Gorilla glue suggests wetting surface of material of hardwood with a little water before glue up. It seems like it would be a good idea to wet mating materials when using regular yellow type glue. Any feedback? It seems like it would open the grain up to provide a better bond.

Forum Responses
(Architectural Woodworking Forum)
From contributor R:
As a young apprentice over 15 years ago, I was taught to size the glue joint before gluing. Sizing means to put a small amount of glue on the joint and rub it in, let dry for a minute or two and put more glue on the joint before joining. Your comment of getting the joint wet before gluing is correct. I think the glue wetness serves the same purpose.

From contributor D:
Moisture supposedly helps poly glues (Gorilla) adhere and cure better. Regular yellow glues don't need moisture added. Some even say excess moisture content adversely affects adhesion.

From contributor B:
Moisture aids in the curing of polyurethane glues, and from what I've read, makes for a stronger joint. We mist water on one side of the joint whenever we use it. Water, however, dilutes yellow glues and will result in a weaker bond. If you saturate the wood with water, then the glue that penetrates will be thinned by that water.
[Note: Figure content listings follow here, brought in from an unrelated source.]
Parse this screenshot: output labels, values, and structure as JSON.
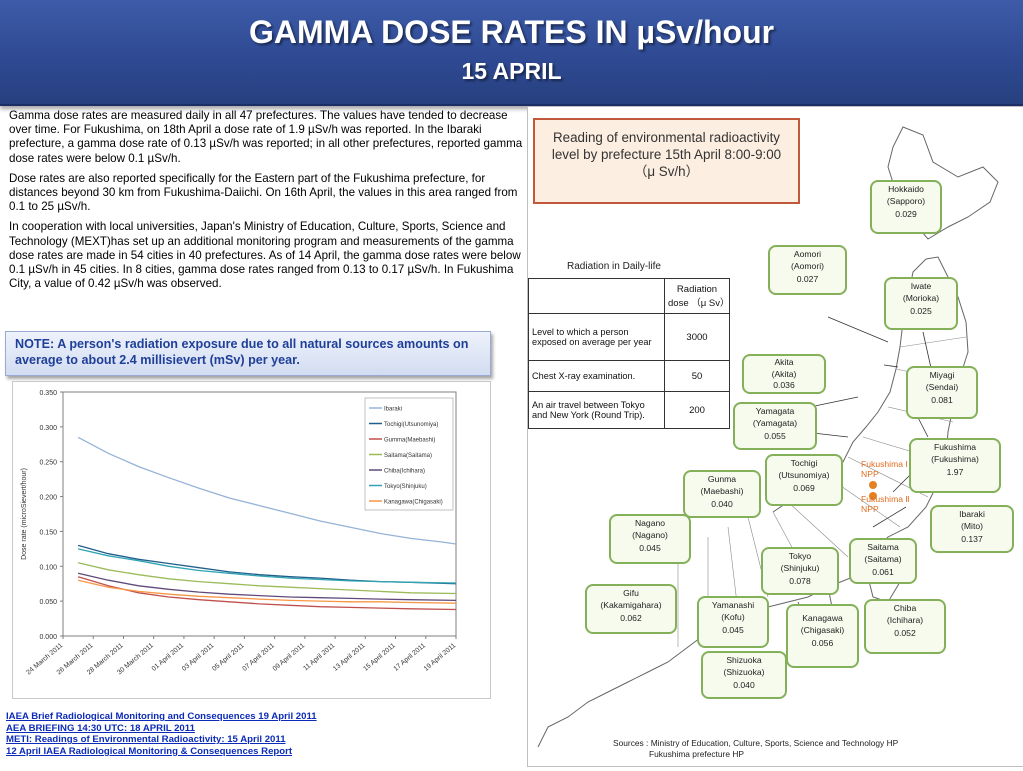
{
  "header": {
    "title": "GAMMA DOSE RATES IN µSv/hour",
    "subtitle": "15 APRIL"
  },
  "body_text": {
    "p1": "Gamma dose rates are measured daily in all 47 prefectures. The values have tended to decrease over time. For Fukushima, on 18th April a dose rate of 1.9 µSv/h was reported. In the Ibaraki prefecture, a gamma dose rate of 0.13 µSv/h was reported; in all other prefectures, reported gamma dose rates were below 0.1 µSv/h.",
    "p2": "Dose rates are also reported specifically for the Eastern part of the Fukushima prefecture, for distances beyond 30 km from Fukushima-Daiichi. On 16th April, the values in this area ranged from 0.1 to 25 µSv/h.",
    "p3": "In cooperation with local universities, Japan's Ministry of Education, Culture, Sports, Science and Technology (MEXT)has set up an additional monitoring program and measurements of the gamma dose rates are made in 54 cities in 40 prefectures. As of 14 April, the gamma dose rates were below 0.1 µSv/h in 45 cities. In 8 cities, gamma dose rates ranged from 0.13 to 0.17 µSv/h. In Fukushima City, a value of 0.42 µSv/h was observed."
  },
  "note": "NOTE:  A person's radiation exposure due to all natural sources amounts on average to about 2.4 millisievert (mSv) per year.",
  "links": [
    "IAEA Brief Radiological Monitoring and Consequences 19 April 2011",
    "AEA BRIEFING 14:30 UTC: 18 APRIL 2011",
    "METI: Readings of Environmental Radioactivity: 15 April 2011",
    "12 April IAEA Radiological Monitoring & Consequences Report"
  ],
  "chart_data": {
    "type": "line",
    "title": "",
    "xlabel": "",
    "ylabel": "Dose rate (microSievert/hour)",
    "ylim": [
      0,
      0.35
    ],
    "yticks": [
      "0.000",
      "0.050",
      "0.100",
      "0.150",
      "0.200",
      "0.250",
      "0.300",
      "0.350"
    ],
    "xlim": [
      "2011-03-24",
      "2011-04-19"
    ],
    "xticks": [
      "24 March 2011",
      "26 March 2011",
      "28 March 2011",
      "30 March 2011",
      "01 April 2011",
      "03 April 2011",
      "05 April 2011",
      "07 April 2011",
      "09 April 2011",
      "11 April 2011",
      "13 April 2011",
      "15 April 2011",
      "17 April 2011",
      "19 April 2011"
    ],
    "grid": false,
    "legend": "top-right",
    "series": [
      {
        "name": "Ibaraki",
        "color": "#95b3d7",
        "points": [
          [
            "2011-03-25",
            0.285
          ],
          [
            "2011-03-27",
            0.262
          ],
          [
            "2011-03-29",
            0.243
          ],
          [
            "2011-03-31",
            0.227
          ],
          [
            "2011-04-02",
            0.212
          ],
          [
            "2011-04-04",
            0.198
          ],
          [
            "2011-04-06",
            0.187
          ],
          [
            "2011-04-08",
            0.176
          ],
          [
            "2011-04-10",
            0.165
          ],
          [
            "2011-04-12",
            0.156
          ],
          [
            "2011-04-14",
            0.147
          ],
          [
            "2011-04-16",
            0.14
          ],
          [
            "2011-04-18",
            0.135
          ],
          [
            "2011-04-19",
            0.132
          ]
        ]
      },
      {
        "name": "Tochigi(Utsunomiya)",
        "color": "#1f5f8b",
        "points": [
          [
            "2011-03-25",
            0.13
          ],
          [
            "2011-03-27",
            0.118
          ],
          [
            "2011-03-29",
            0.11
          ],
          [
            "2011-03-31",
            0.104
          ],
          [
            "2011-04-02",
            0.098
          ],
          [
            "2011-04-04",
            0.092
          ],
          [
            "2011-04-06",
            0.088
          ],
          [
            "2011-04-08",
            0.085
          ],
          [
            "2011-04-10",
            0.083
          ],
          [
            "2011-04-12",
            0.08
          ],
          [
            "2011-04-14",
            0.078
          ],
          [
            "2011-04-16",
            0.077
          ],
          [
            "2011-04-19",
            0.075
          ]
        ]
      },
      {
        "name": "Gumma(Maebashi)",
        "color": "#c0504d",
        "points": [
          [
            "2011-03-25",
            0.085
          ],
          [
            "2011-03-27",
            0.072
          ],
          [
            "2011-03-29",
            0.062
          ],
          [
            "2011-03-31",
            0.056
          ],
          [
            "2011-04-02",
            0.052
          ],
          [
            "2011-04-04",
            0.049
          ],
          [
            "2011-04-06",
            0.046
          ],
          [
            "2011-04-08",
            0.044
          ],
          [
            "2011-04-10",
            0.042
          ],
          [
            "2011-04-12",
            0.041
          ],
          [
            "2011-04-14",
            0.04
          ],
          [
            "2011-04-16",
            0.039
          ],
          [
            "2011-04-19",
            0.038
          ]
        ]
      },
      {
        "name": "Saitama(Saitama)",
        "color": "#9bbb59",
        "points": [
          [
            "2011-03-25",
            0.105
          ],
          [
            "2011-03-27",
            0.095
          ],
          [
            "2011-03-29",
            0.088
          ],
          [
            "2011-03-31",
            0.082
          ],
          [
            "2011-04-02",
            0.078
          ],
          [
            "2011-04-04",
            0.075
          ],
          [
            "2011-04-06",
            0.072
          ],
          [
            "2011-04-08",
            0.07
          ],
          [
            "2011-04-10",
            0.068
          ],
          [
            "2011-04-12",
            0.066
          ],
          [
            "2011-04-14",
            0.064
          ],
          [
            "2011-04-16",
            0.062
          ],
          [
            "2011-04-19",
            0.061
          ]
        ]
      },
      {
        "name": "Chiba(Ichihara)",
        "color": "#604a7b",
        "points": [
          [
            "2011-03-25",
            0.09
          ],
          [
            "2011-03-27",
            0.08
          ],
          [
            "2011-03-29",
            0.072
          ],
          [
            "2011-03-31",
            0.067
          ],
          [
            "2011-04-02",
            0.063
          ],
          [
            "2011-04-04",
            0.06
          ],
          [
            "2011-04-06",
            0.058
          ],
          [
            "2011-04-08",
            0.056
          ],
          [
            "2011-04-10",
            0.055
          ],
          [
            "2011-04-12",
            0.054
          ],
          [
            "2011-04-14",
            0.053
          ],
          [
            "2011-04-16",
            0.052
          ],
          [
            "2011-04-19",
            0.051
          ]
        ]
      },
      {
        "name": "Tokyo(Shinjuku)",
        "color": "#31a4b3",
        "points": [
          [
            "2011-03-25",
            0.125
          ],
          [
            "2011-03-27",
            0.115
          ],
          [
            "2011-03-29",
            0.108
          ],
          [
            "2011-03-31",
            0.1
          ],
          [
            "2011-04-02",
            0.094
          ],
          [
            "2011-04-04",
            0.09
          ],
          [
            "2011-04-06",
            0.086
          ],
          [
            "2011-04-08",
            0.083
          ],
          [
            "2011-04-10",
            0.081
          ],
          [
            "2011-04-12",
            0.079
          ],
          [
            "2011-04-14",
            0.078
          ],
          [
            "2011-04-16",
            0.077
          ],
          [
            "2011-04-19",
            0.076
          ]
        ]
      },
      {
        "name": "Kanagawa(Chigasaki)",
        "color": "#f79646",
        "points": [
          [
            "2011-03-25",
            0.08
          ],
          [
            "2011-03-27",
            0.07
          ],
          [
            "2011-03-29",
            0.064
          ],
          [
            "2011-03-31",
            0.06
          ],
          [
            "2011-04-02",
            0.057
          ],
          [
            "2011-04-04",
            0.055
          ],
          [
            "2011-04-06",
            0.053
          ],
          [
            "2011-04-08",
            0.051
          ],
          [
            "2011-04-10",
            0.05
          ],
          [
            "2011-04-12",
            0.049
          ],
          [
            "2011-04-14",
            0.049
          ],
          [
            "2011-04-16",
            0.048
          ],
          [
            "2011-04-19",
            0.047
          ]
        ]
      }
    ]
  },
  "map": {
    "reading_box": {
      "line1": "Reading of environmental radioactivity",
      "line2": "level by prefecture 15th April  8:00-9:00",
      "line3": "（μ Sv/h）"
    },
    "daily_life": {
      "title": "Radiation in Daily-life",
      "header": "Radiation dose （μ Sv）",
      "rows": [
        {
          "label": "Level to which a person exposed on average per year",
          "value": "3000"
        },
        {
          "label": "Chest X-ray examination.",
          "value": "50"
        },
        {
          "label": "An air travel between Tokyo and New York (Round Trip).",
          "value": "200"
        }
      ]
    },
    "cities": [
      {
        "name": "Hokkaido",
        "sub": "(Sapporo)",
        "value": "0.029"
      },
      {
        "name": "Aomori",
        "sub": "(Aomori)",
        "value": "0.027"
      },
      {
        "name": "Iwate",
        "sub": "(Morioka)",
        "value": "0.025"
      },
      {
        "name": "Akita",
        "sub": "(Akita)",
        "value": "0.036"
      },
      {
        "name": "Miyagi",
        "sub": "(Sendai)",
        "value": "0.081"
      },
      {
        "name": "Yamagata",
        "sub": "(Yamagata)",
        "value": "0.055"
      },
      {
        "name": "Fukushima",
        "sub": "(Fukushima)",
        "value": "1.97"
      },
      {
        "name": "Tochigi",
        "sub": "(Utsunomiya)",
        "value": "0.069"
      },
      {
        "name": "Gunma",
        "sub": "(Maebashi)",
        "value": "0.040"
      },
      {
        "name": "Ibaraki",
        "sub": "(Mito)",
        "value": "0.137"
      },
      {
        "name": "Nagano",
        "sub": "(Nagano)",
        "value": "0.045"
      },
      {
        "name": "Saitama",
        "sub": "(Saitama)",
        "value": "0.061"
      },
      {
        "name": "Tokyo",
        "sub": "(Shinjuku)",
        "value": "0.078"
      },
      {
        "name": "Gifu",
        "sub": "(Kakamigahara)",
        "value": "0.062"
      },
      {
        "name": "Yamanashi",
        "sub": "(Kofu)",
        "value": "0.045"
      },
      {
        "name": "Kanagawa",
        "sub": "(Chigasaki)",
        "value": "0.056"
      },
      {
        "name": "Chiba",
        "sub": "(Ichihara)",
        "value": "0.052"
      },
      {
        "name": "Shizuoka",
        "sub": "(Shizuoka)",
        "value": "0.040"
      }
    ],
    "npp1": "Fukushima Ⅰ NPP",
    "npp2": "Fukushima Ⅱ NPP",
    "sources_line1": "Sources : Ministry of Education, Culture, Sports, Science and Technology HP",
    "sources_line2": "Fukushima prefecture  HP"
  }
}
Sizing the joints with yellow (aliphatic resin) glues is not a bad idea, and we do that when we need a temporary hold on a butt joint glue up. I say "temporary" because we would not let a joint go out of the shop that way. We have a rear insert disk system we use on some joints, but they have to be glued together first. That is when we use a straight butt end joint, but just until the disk is inserted and spanning the joint in the back face of the material. Sizing these joints has significantly strengthened the joint prior to disk insertion.

From contributor C:
The polyurethane glues are described as "moisture reactive" glues, so one has to wet the mating surfaces for a good bond. A customer of mine told me he glued partially air dried pressure treated with Excel polyurethane glue, and didn't wet the surface, but because of the high MC of treated, the bond has held firm since last summer. The project was curved handrail.

From contributor S:
1K polyurethanes cure by using moisture in the atmosphere and the substrate. There should be enough moisture in the timber if the MC is 16-18%. Any lower and you should mist the surface with water. Those sprayers used for misting houseplants are ideal. I have bonded coil-coated steel to Doug fir plywood with these adhesives and they are excellent, but watch out for foaming of the adhesive out of joints if you use too much.

From contributor C:
Do you regularly use timber at that high MC?

From contributor S:
This is the recommended MC for exterior joinery in the UK and western Europe. We often get cabinetmakers producing a few windows for a customer and falling foul because of the moisture content being too low. They manufacture at 8-10%, the timber picks up moisture to equilibrate at 16-17% and the opening lights don't open any more! 1K polys are also used for bonding the various materials in the panels of refrigerated truck containers, usually steel sheet externally, expanded polystyrene core and aluminum or plywood internally. The whole sandwich is smeared with 1K, misted with water, then put in a giant press to keep it flat while the adhesive cures.